The surprise attack by rebels from the FARC (Revolutionary Armed Forces of Colombia) came two weeks before long-awaited peace talks with President Andres Pastrana, which had once been scheduled to begin last week.

Heavy fighting so close to the capital is rare in this conflict, which has dragged on for nearly four decades.

About 500 rebels fought through the night against five army batallions supported by helicopter gunships and air force combat planes. The rebel leader, Henry Castellanos, better known as "Romana", is notorious for his highway abductions, which have been described as "miraculous fishing" by the guerrillas.

FARC, the oldest and largest guerrilla group in Colombia, numbers about 12,000 armed insurgents, which include men, women and children. They control an autonomous region in the country's northern jungles the size of Switzerland.

The battle broke out in Gutierrez, which is located in a strategic corridor that connects Bogota to this jungle zone, where skirmishes have occurred in the past.

Colombia's Defence Minister, Luis Ramirez, said yesterday: "This rebel group thinks the way to arrive with strength at the peace negotiation table is by escalating violence in the zone, but this strategy is absolutely mistaken."

General Fernando Tapies said the army had detected rebel movements by satellite over the past week, and that the guerrillas had set out from Uribe, the same northern village where the peace talks are due to be held.

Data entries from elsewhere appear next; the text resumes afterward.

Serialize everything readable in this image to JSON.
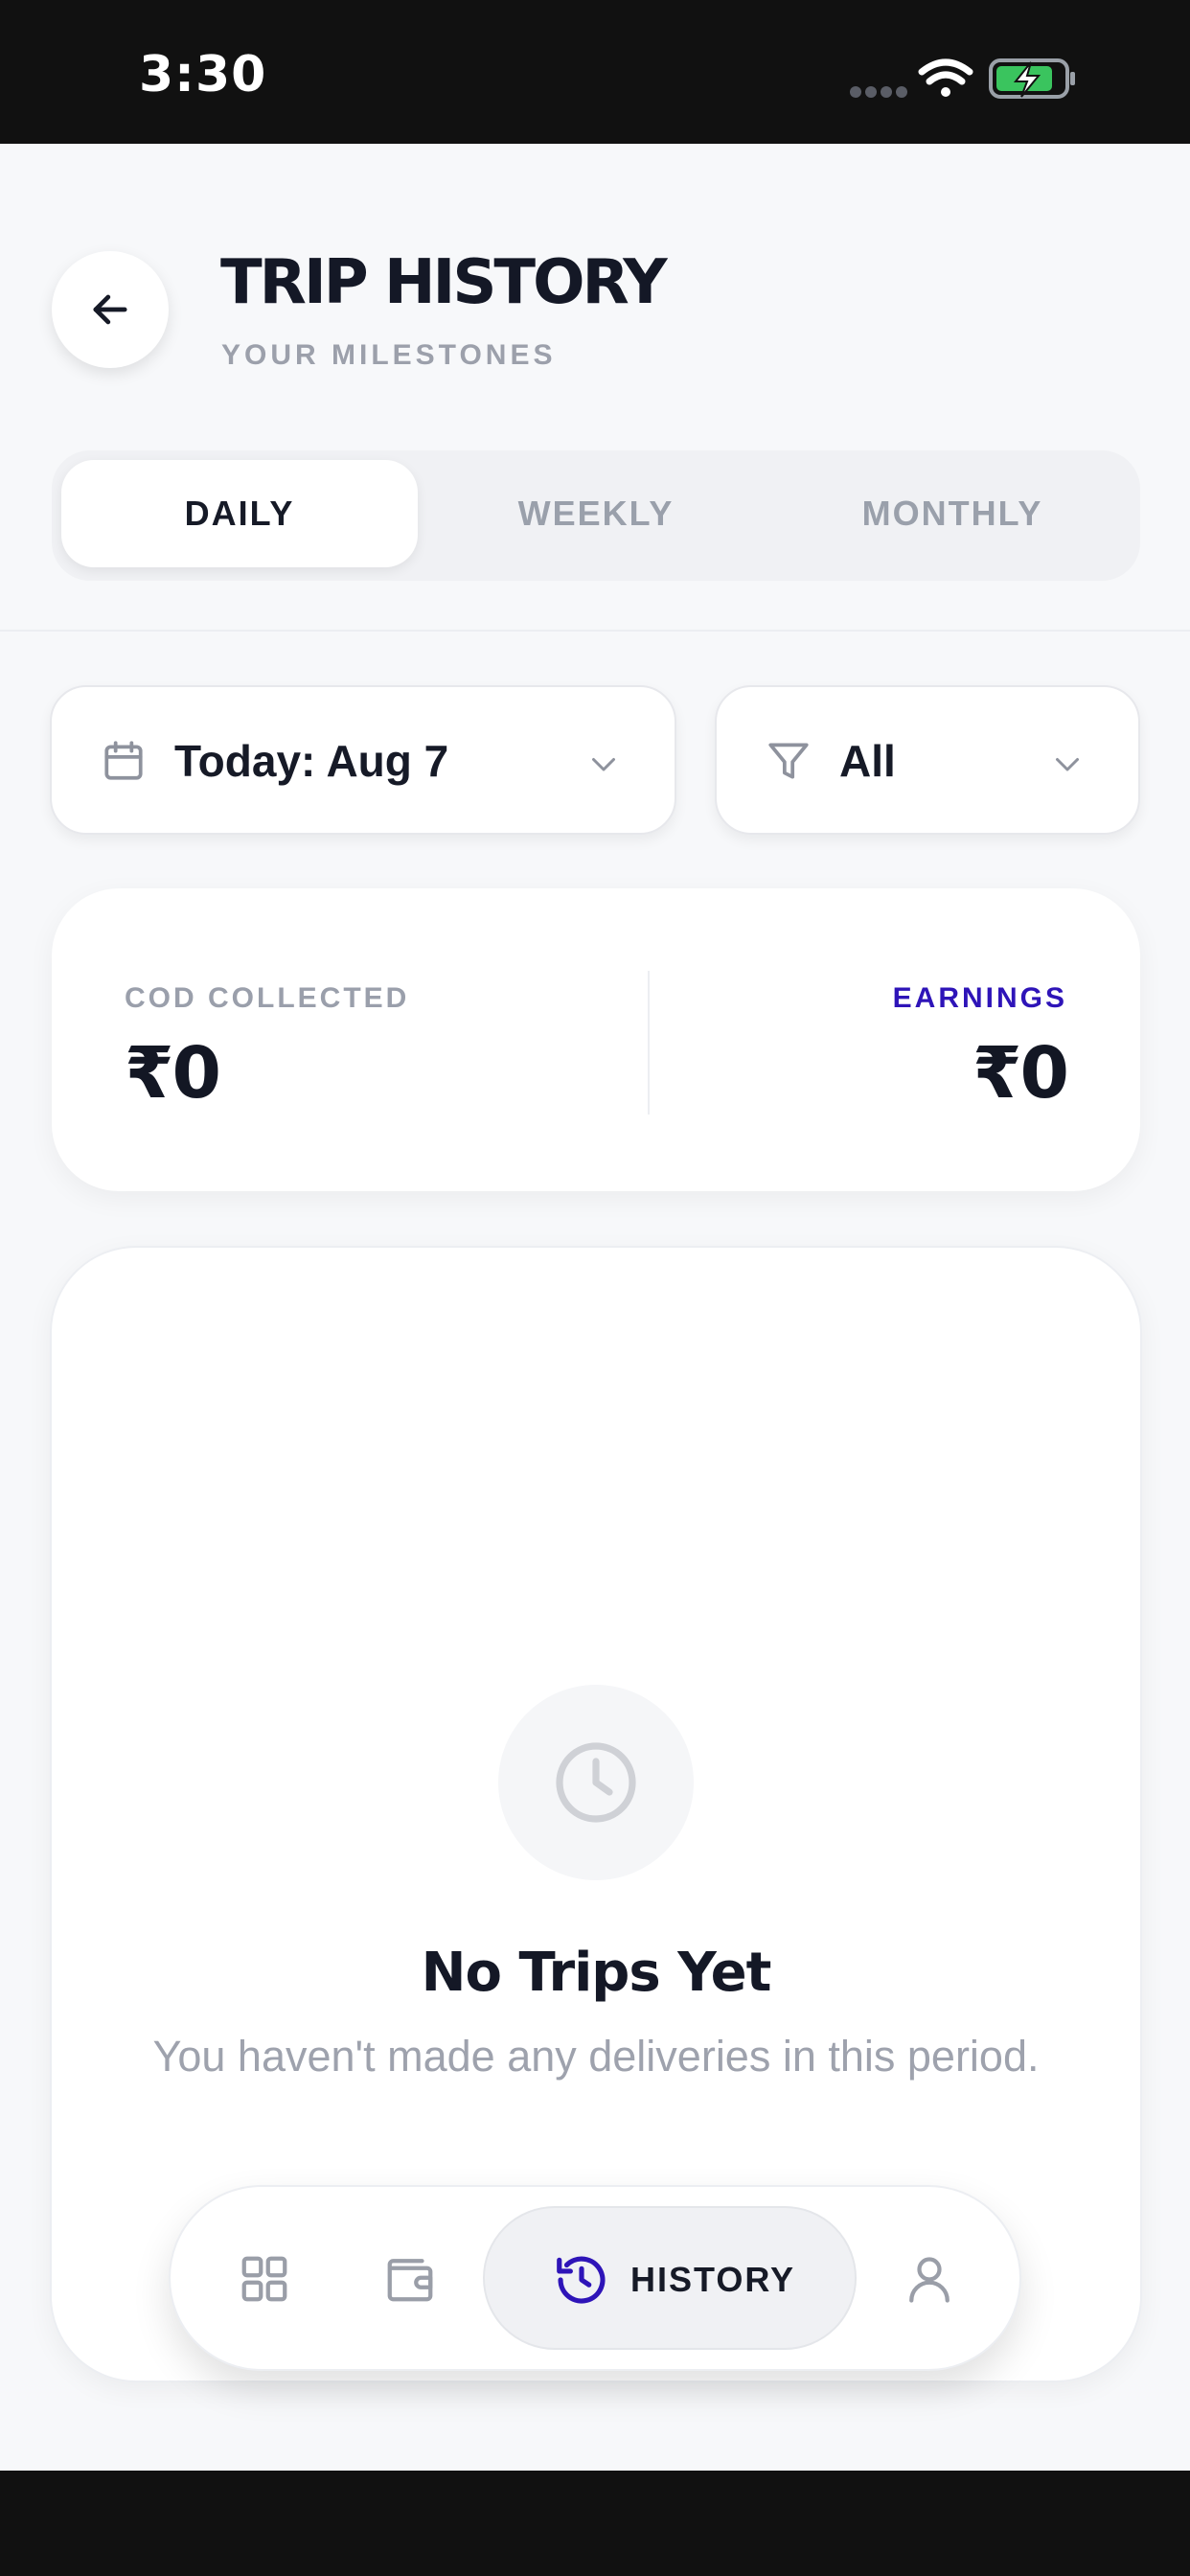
{
  "status_bar": {
    "time": "3:30"
  },
  "header": {
    "title": "TRIP HISTORY",
    "subtitle": "YOUR MILESTONES"
  },
  "tabs": [
    {
      "label": "DAILY",
      "active": true
    },
    {
      "label": "WEEKLY",
      "active": false
    },
    {
      "label": "MONTHLY",
      "active": false
    }
  ],
  "filters": {
    "date_value": "Today: Aug 7",
    "type_value": "All"
  },
  "summary": {
    "cod_label": "COD COLLECTED",
    "cod_value": "₹0",
    "earnings_label": "EARNINGS",
    "earnings_value": "₹0"
  },
  "empty_state": {
    "title": "No Trips Yet",
    "description": "You haven't made any deliveries in this period."
  },
  "bottom_nav": {
    "items": [
      {
        "icon": "grid-icon",
        "active": false
      },
      {
        "icon": "wallet-icon",
        "active": false
      },
      {
        "icon": "history-icon",
        "label": "HISTORY",
        "active": true
      },
      {
        "icon": "user-icon",
        "active": false
      }
    ]
  },
  "colors": {
    "accent": "#2e14b8",
    "text_dark": "#141826",
    "text_muted": "#9ca0ab",
    "background": "#f7f8fa",
    "battery_green": "#3ac45e"
  }
}
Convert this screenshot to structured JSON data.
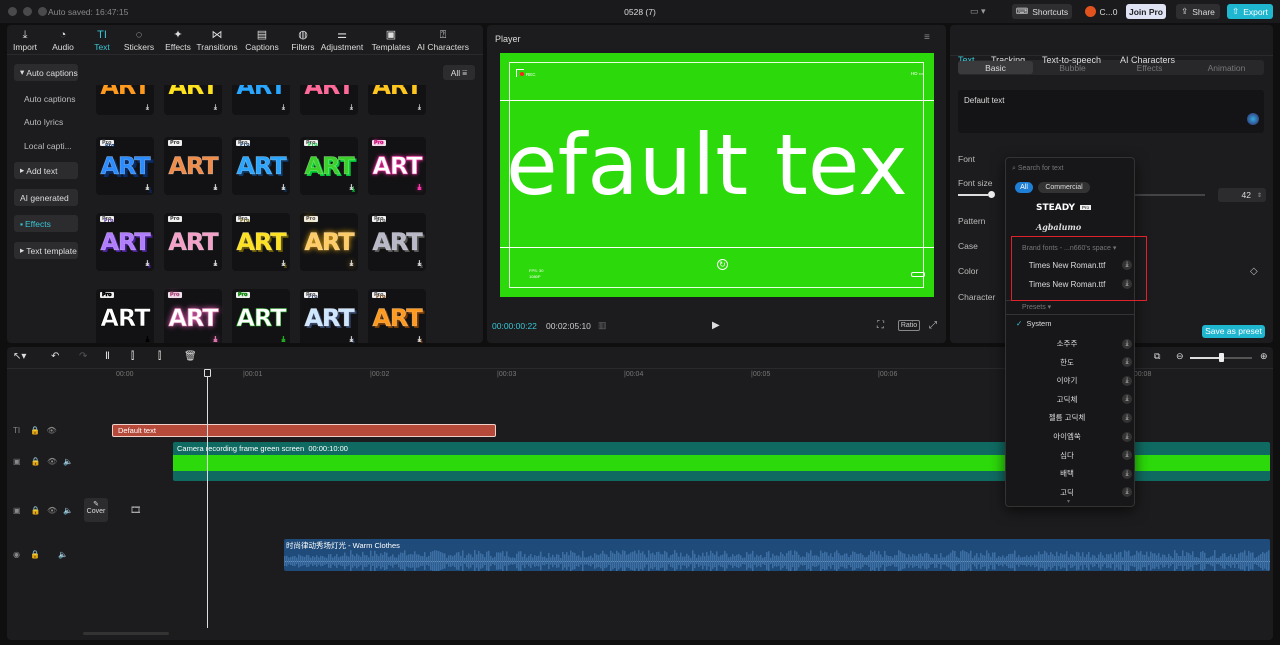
{
  "titlebar": {
    "autosave": "Auto saved: 16:47:15",
    "project": "0528 (7)",
    "shortcuts": "Shortcuts",
    "user": "C...0",
    "join_pro": "Join Pro",
    "share": "Share",
    "export": "Export"
  },
  "toolbar": [
    {
      "label": "Import",
      "icon": "import-icon"
    },
    {
      "label": "Audio",
      "icon": "audio-icon"
    },
    {
      "label": "Text",
      "icon": "text-icon"
    },
    {
      "label": "Stickers",
      "icon": "sticker-icon"
    },
    {
      "label": "Effects",
      "icon": "effects-icon"
    },
    {
      "label": "Transitions",
      "icon": "transition-icon"
    },
    {
      "label": "Captions",
      "icon": "captions-icon"
    },
    {
      "label": "Filters",
      "icon": "filters-icon"
    },
    {
      "label": "Adjustment",
      "icon": "adjust-icon"
    },
    {
      "label": "Templates",
      "icon": "templates-icon"
    },
    {
      "label": "AI Characters",
      "icon": "ai-characters-icon"
    }
  ],
  "sidebar": {
    "auto_captions_group": "Auto captions",
    "items": [
      "Auto captions",
      "Auto lyrics",
      "Local capti..."
    ],
    "add_text": "Add text",
    "ai_generated": "AI generated",
    "effects": "Effects",
    "text_template": "Text template"
  },
  "filter": {
    "all": "All"
  },
  "art_grid": {
    "label": "ART",
    "pro": "Pro"
  },
  "player": {
    "title": "Player",
    "overlay_text": "efault tex",
    "rec": "REC",
    "hd": "HD",
    "fps": "FPS: 30",
    "res": "1080P",
    "current_time": "00:00:00:22",
    "total_time": "00:02:05:10",
    "ratio": "Ratio"
  },
  "props": {
    "tabs": [
      "Text",
      "Tracking",
      "Text-to-speech",
      "AI Characters"
    ],
    "subtabs": [
      "Basic",
      "Bubble",
      "Effects",
      "Animation"
    ],
    "textarea": "Default text",
    "font_label": "Font",
    "font_size_label": "Font size",
    "font_size_value": "42",
    "pattern_label": "Pattern",
    "case_label": "Case",
    "color_label": "Color",
    "character_label": "Character",
    "save_preset": "Save as preset"
  },
  "font_dropdown": {
    "search_placeholder": "Search for text",
    "filter_all": "All",
    "filter_commercial": "Commercial",
    "featured": [
      "STEADY",
      "Agbalumo"
    ],
    "featured_badge": "Pro",
    "brand_section": "Brand fonts - ...n660's space",
    "brand_fonts": [
      "Times New Roman.ttf",
      "Times New Roman.ttf"
    ],
    "presets_section": "Presets",
    "system": "System",
    "fonts": [
      "소주주",
      "한도",
      "이야기",
      "고딕체",
      "젤름 고딕체",
      "아이엠쑥",
      "심다",
      "배택",
      "고딕"
    ]
  },
  "timeline": {
    "ruler": [
      "00:00",
      "|00:01",
      "|00:02",
      "|00:03",
      "|00:04",
      "|00:05",
      "|00:06",
      "|00:07",
      "|00:08"
    ],
    "text_clip": "Default text",
    "video_clip": "Camera recording frame green screen",
    "video_clip_duration": "00:00:10:00",
    "cover": "Cover",
    "audio_clip": "时尚律动秀场灯光 - Warm Clothes"
  },
  "colors": {
    "accent": "#39c6d6",
    "green": "#2cd90a",
    "text_clip": "#b5493a",
    "video_clip": "#0f6b62",
    "audio_clip": "#1f4b7a",
    "highlight": "#e0212a"
  }
}
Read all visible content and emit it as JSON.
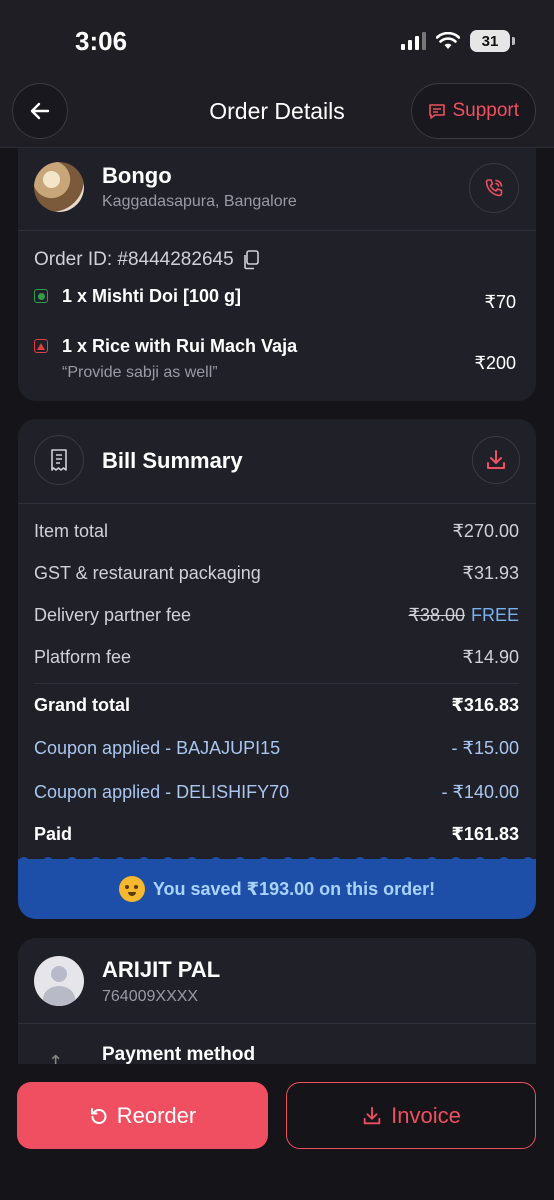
{
  "status_bar": {
    "time": "3:06",
    "battery": "31"
  },
  "header": {
    "title": "Order Details",
    "support_label": "Support"
  },
  "restaurant": {
    "name": "Bongo",
    "address": "Kaggadasapura, Bangalore",
    "order_id": "Order ID: #8444282645",
    "items": [
      {
        "label": "1 x Mishti Doi [100 g]",
        "price": "₹70",
        "type": "veg"
      },
      {
        "label": "1 x Rice with Rui Mach Vaja",
        "note": "“Provide sabji as well”",
        "price": "₹200",
        "type": "non-veg"
      }
    ]
  },
  "bill": {
    "title": "Bill Summary",
    "rows": [
      {
        "label": "Item total",
        "value": "₹270.00"
      },
      {
        "label": "GST & restaurant packaging",
        "value": "₹31.93"
      },
      {
        "label": "Delivery partner fee",
        "old_value": "₹38.00",
        "value": "FREE"
      },
      {
        "label": "Platform fee",
        "value": "₹14.90"
      }
    ],
    "grand_total": {
      "label": "Grand total",
      "value": "₹316.83"
    },
    "coupons": [
      {
        "label": "Coupon applied - BAJAJUPI15",
        "value": "- ₹15.00"
      },
      {
        "label": "Coupon applied - DELISHIFY70",
        "value": "- ₹140.00"
      }
    ],
    "paid": {
      "label": "Paid",
      "value": "₹161.83"
    },
    "savings": "You saved ₹193.00 on this order!"
  },
  "customer": {
    "name": "ARIJIT PAL",
    "phone": "764009XXXX",
    "payment_label": "Payment method"
  },
  "actions": {
    "reorder_label": "Reorder",
    "invoice_label": "Invoice"
  },
  "colors": {
    "accent": "#ef4f60",
    "background": "#141419",
    "card": "#202028",
    "savings_banner": "#1d4fa8",
    "coupon_text": "#a8c6f0"
  },
  "icons": [
    "arrow-left-icon",
    "chat-icon",
    "phone-icon",
    "copy-icon",
    "receipt-icon",
    "download-icon",
    "party-emoji-icon",
    "user-avatar-icon",
    "refresh-icon",
    "invoice-download-icon"
  ]
}
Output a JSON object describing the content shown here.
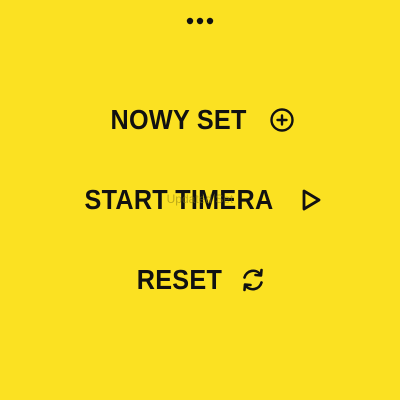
{
  "colors": {
    "background": "#FBE122",
    "foreground": "#111111",
    "toast": "#8a7d12"
  },
  "header": {
    "more_icon": "more-dots-icon"
  },
  "menu": {
    "items": [
      {
        "label": "NOWY SET",
        "icon": "plus-circle-icon"
      },
      {
        "label": "START TIMERA",
        "icon": "play-outline-icon"
      },
      {
        "label": "RESET",
        "icon": "refresh-icon"
      }
    ]
  },
  "toast": {
    "text": "Updated Set"
  }
}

President Pastrana, under pressure to end hostilities with FARC, to whom he has given unprecedented concessions, decried their "demented war", and said the peace process would be adversely affected

Less than two weeks ago, in a surreal act of private diplomacy, the president of the New York Stock Exchange, Richard Grasso, met FARC leaders to advise them about finance. For years, the guerrillas have paid for arms through ransom, extortion and increasingly through drug profits. Half of Colombia's states are racked by warfare and at least one and a half million civilians have been displaced in the past 15 years because of the fighting.

An official from the US State Department, Peter Romero, accused FARC of searching for excuses to abstain from negotiating in good faith. He also condemned their cross-border forays into Venezuela.